At least twice in Scripture the husband is commanded to love his wife (Eph. 5:25; Col. 3:19). In the first, Christ is given as the example, His love being sincere, pure, ardent, and constant affection. Even with the imperfections and failures a wife has (and husbands have them, too), a husband is to love his wife in this manner at all times, which we can derive from the command given in 1 Pet. 3:7.
A wife might do things that boggle her husband, and he might wish that she were stronger in these areas than she is, but he is to understand that she is a woman as God created her. Her weaknesses are so the husband can come alongside her and be her protector and guard her in such areas. Husband and wife are complementary.
To love your wife is to place her first before yourself. That does not mean that you allow yourself to be walked upon by becoming placid, quiet, and submissive. No, the husband is to stand up for himself and be a fighter, a mighty man of valour. But as Phil. 2:3-4 says: “…count others more significant than yourselves. Let each of you not only look to his own interests but also to the interests of others.” If your interests conflict, providing they fit the pattern of Phil. 4:8, then be willing to sacrifice your interest for the sake of your wife’s interest. For a wife to reverence her husband means that she does not tear him down, but that she must build him up.
In the second, husbands must love their wives with a tender and faithful affection. They must not be bitter toward them, not use them unkindly, not use harsh language or severe treatment, but be kind and obliging to them in all things. Husbands are to live with their wives in a wise and sober manner, not according to lust or passion. They must give due respect to her, protecting her person, supporting her credit, delighting in her conversation, affording her a handsome maintenance, and placing a due trust and confidence in her. To love your wife is to behave lovingly and peaceably toward her, cherishing her.
The word in Eph. 5:25 is “agapao,” the highest kind of love. It is spontaneous, a love irrespective of rights that makes much of a person. The gentile bride that Samson chose to love proved to be unworthy of him and his love. She allowed fear and family pressure to turn her away from him. A wife might act in such a sinful way that people would say, “she has no right to his love,” but this command in Scripture tells husbands to love their wives whether they deserve that love or not. The church didn’t deserve Christ’s love, and yet He loved her anyway and gave His life for her.

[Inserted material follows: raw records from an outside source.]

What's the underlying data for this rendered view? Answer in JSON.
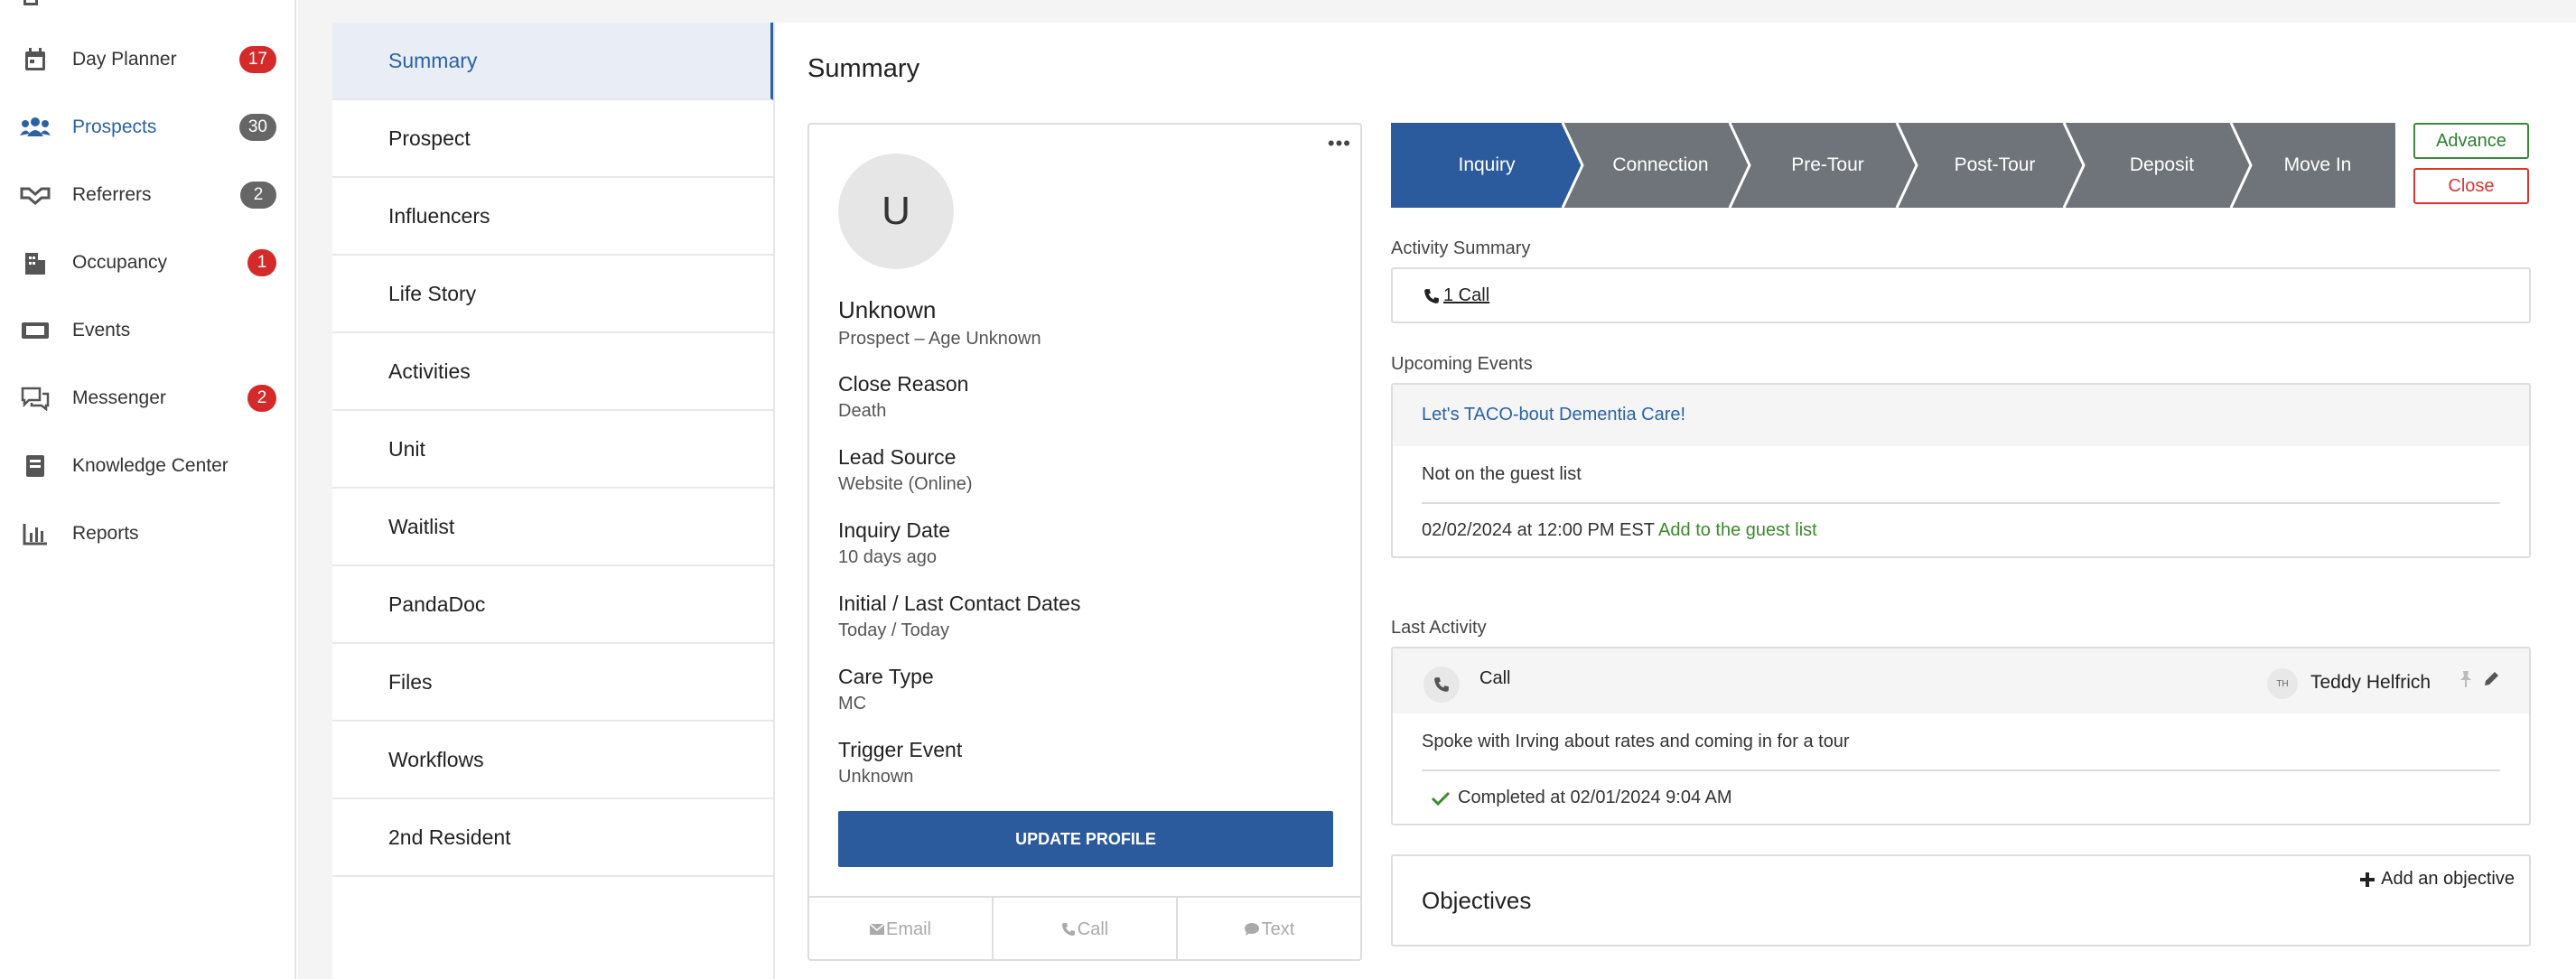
{
  "nav": {
    "items": [
      {
        "label": "Day Planner",
        "icon": "calendar-icon",
        "badge": "17",
        "badge_color": "#d42a2a"
      },
      {
        "label": "Prospects",
        "icon": "people-icon",
        "badge": "30",
        "badge_color": "#666666",
        "active": true
      },
      {
        "label": "Referrers",
        "icon": "handshake-icon",
        "badge": "2",
        "badge_color": "#666666"
      },
      {
        "label": "Occupancy",
        "icon": "building-icon",
        "badge": "1",
        "badge_color": "#d42a2a"
      },
      {
        "label": "Events",
        "icon": "ticket-icon",
        "badge": ""
      },
      {
        "label": "Messenger",
        "icon": "chat-icon",
        "badge": "2",
        "badge_color": "#d42a2a"
      },
      {
        "label": "Knowledge Center",
        "icon": "book-icon",
        "badge": ""
      },
      {
        "label": "Reports",
        "icon": "bar-chart-icon",
        "badge": ""
      }
    ]
  },
  "sections": [
    {
      "label": "Summary",
      "active": true
    },
    {
      "label": "Prospect"
    },
    {
      "label": "Influencers"
    },
    {
      "label": "Life Story"
    },
    {
      "label": "Activities"
    },
    {
      "label": "Unit"
    },
    {
      "label": "Waitlist"
    },
    {
      "label": "PandaDoc"
    },
    {
      "label": "Files"
    },
    {
      "label": "Workflows"
    },
    {
      "label": "2nd Resident"
    }
  ],
  "page_title": "Summary",
  "profile": {
    "initial": "U",
    "name": "Unknown",
    "subtitle": "Prospect – Age Unknown",
    "fields": [
      {
        "label": "Close Reason",
        "value": "Death"
      },
      {
        "label": "Lead Source",
        "value": "Website (Online)"
      },
      {
        "label": "Inquiry Date",
        "value": "10 days ago"
      },
      {
        "label": "Initial / Last Contact Dates",
        "value": "Today / Today"
      },
      {
        "label": "Care Type",
        "value": "MC"
      },
      {
        "label": "Trigger Event",
        "value": "Unknown"
      }
    ],
    "update_label": "UPDATE PROFILE",
    "contact": {
      "email": "Email",
      "call": "Call",
      "text": "Text"
    },
    "more": "•••"
  },
  "stepper": {
    "steps": [
      "Inquiry",
      "Connection",
      "Pre-Tour",
      "Post-Tour",
      "Deposit",
      "Move In"
    ],
    "active_index": 0,
    "active_color": "#2b5b9c",
    "inactive_color": "#6e7479"
  },
  "actions": {
    "advance": "Advance",
    "close": "Close"
  },
  "activity_summary": {
    "label": "Activity Summary",
    "link": "1 Call"
  },
  "upcoming_events": {
    "label": "Upcoming Events",
    "title": "Let's TACO-bout Dementia Care!",
    "status": "Not on the guest list",
    "datetime": "02/02/2024 at 12:00 PM EST",
    "add_link": "Add to the guest list"
  },
  "last_activity": {
    "label": "Last Activity",
    "type": "Call",
    "user_initials": "TH",
    "user_name": "Teddy Helfrich",
    "note": "Spoke with Irving about rates and coming in for a tour",
    "completed": "Completed at 02/01/2024 9:04 AM"
  },
  "objectives": {
    "title": "Objectives",
    "add": "Add an objective"
  }
}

A husband who loves his wife would die for her rather than put her in harm’s way. He would sacrifice his life for hers. A husband should so love his wife in his heart that no sacrifice would seem to great for him to make for her. Just as a man must take care of his body, so he must see to his wife’s comfort. He must protect her from harm, desire her well-being, and pay close attention to the signals she sends. He needs to help her develop her potential, nourish her, and cherish her.
The husband is not to do his best to imitate Christ, he is to imitate Christ. The key to making the principles of marriage work is faith.
To love my wife is to put into practice the acts of love mentioned in 1 Corinthians from verses 4 through 8a: “Love is patient and kind; love does not envy or boast; love is not arrogant or rude; love does not insist on its own way (sacrifice for the sake of your wife); love is not irritable or resentful; love does not rejoice at wrongdoing, but rejoices with the truth. Love bears all things, believes all things, hopes all things, endures all things. Love never ends.” “Love never ends!” Another rendering is “Love never fails.” You can fail-proof your marriage! If a person truly and honestly loves their spouse, the marriage cannot fail because they have fail-proofed it. If a person does not purely and sincerely love their spouse out of the depths of their heart, having made that decision to do so irrespective of rights, the devil and the world will try and work on them to either cheat on their spouse or to divorce their spouse, both of which are great sins.
How will we have the type of love that “is kind…is not provoked, [and] thinks no evil”? The only way is by allowing nothing of the old life to remain, and by having only simple, perfect trust in God – such a trust that we no longer want God’s blessings, but only want God Himself. Have we come to the point where God can withdraw His blessings from us without our trust in Him being affected?